The plane was brought down on Wednesday night by a rocket
strike and the pilot safely ejected, Andriy Lysenko, a spokesman
for Ukraine’s national Defence and Security Council, told
journalists.
It was the third reported incident this week in which a
Ukrainian plane has been hit by a missile.
Kyiv has said that an An-26 military transporter was brought
down last Monday probably by a missile fired from Russia, either
from the air or from the ground. Two out of the eight people on
board that plane were killed, the Ukrainian military said.
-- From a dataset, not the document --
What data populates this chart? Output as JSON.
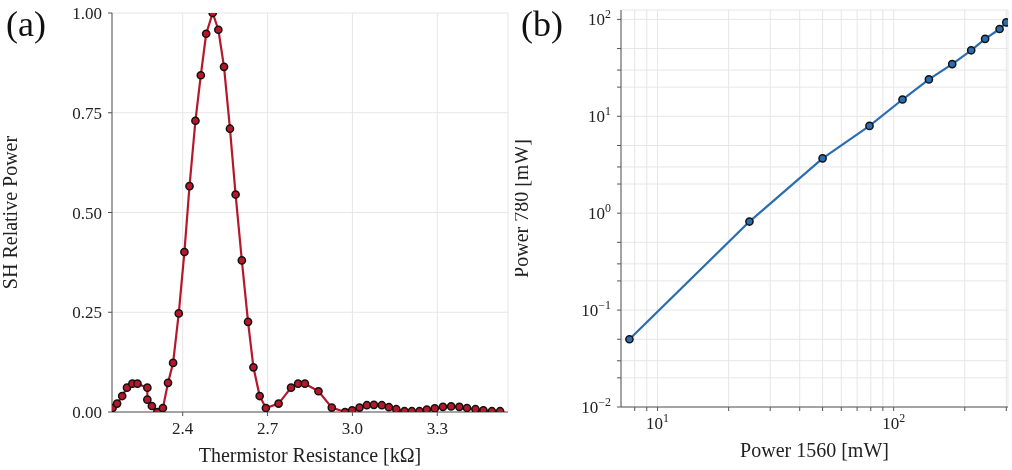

On Wednesday, another SU-25 was hit by a rebel missile but
the pilot brought the plane down successfully with relatively
slight damage. Kyiv did not allege Russian involvement in that
case.
The incidents come against a background of increasingly
strident charges by Kyiv of direct Russian involvement in the
three and a half month conflict.
Moscow denies orchestrating the rebellion, but Western
governments accuse it of failing to do enough to help curb the
violence. U.S. President Barack Obama imposed sanctions on
Wednesday on some of Russia’s biggest companies, limiting their
access to funding.
After a day’s pause, Ukrainian warplanes on Wednesday
resumed overflights in the east where they have been striking at
concentrations of rebels and military equipment which Kyiv says
is being brought in from Russia to fortify rebel positions.
Lysenko said five more Ukrainian servicemen had been killed
in the past 24 hours, which would bring to more than 270 the
number killed since the government launched an “anti-terrorist”
operation in April to crush the rebels.
Hundreds of civilians and rebels have also been killed.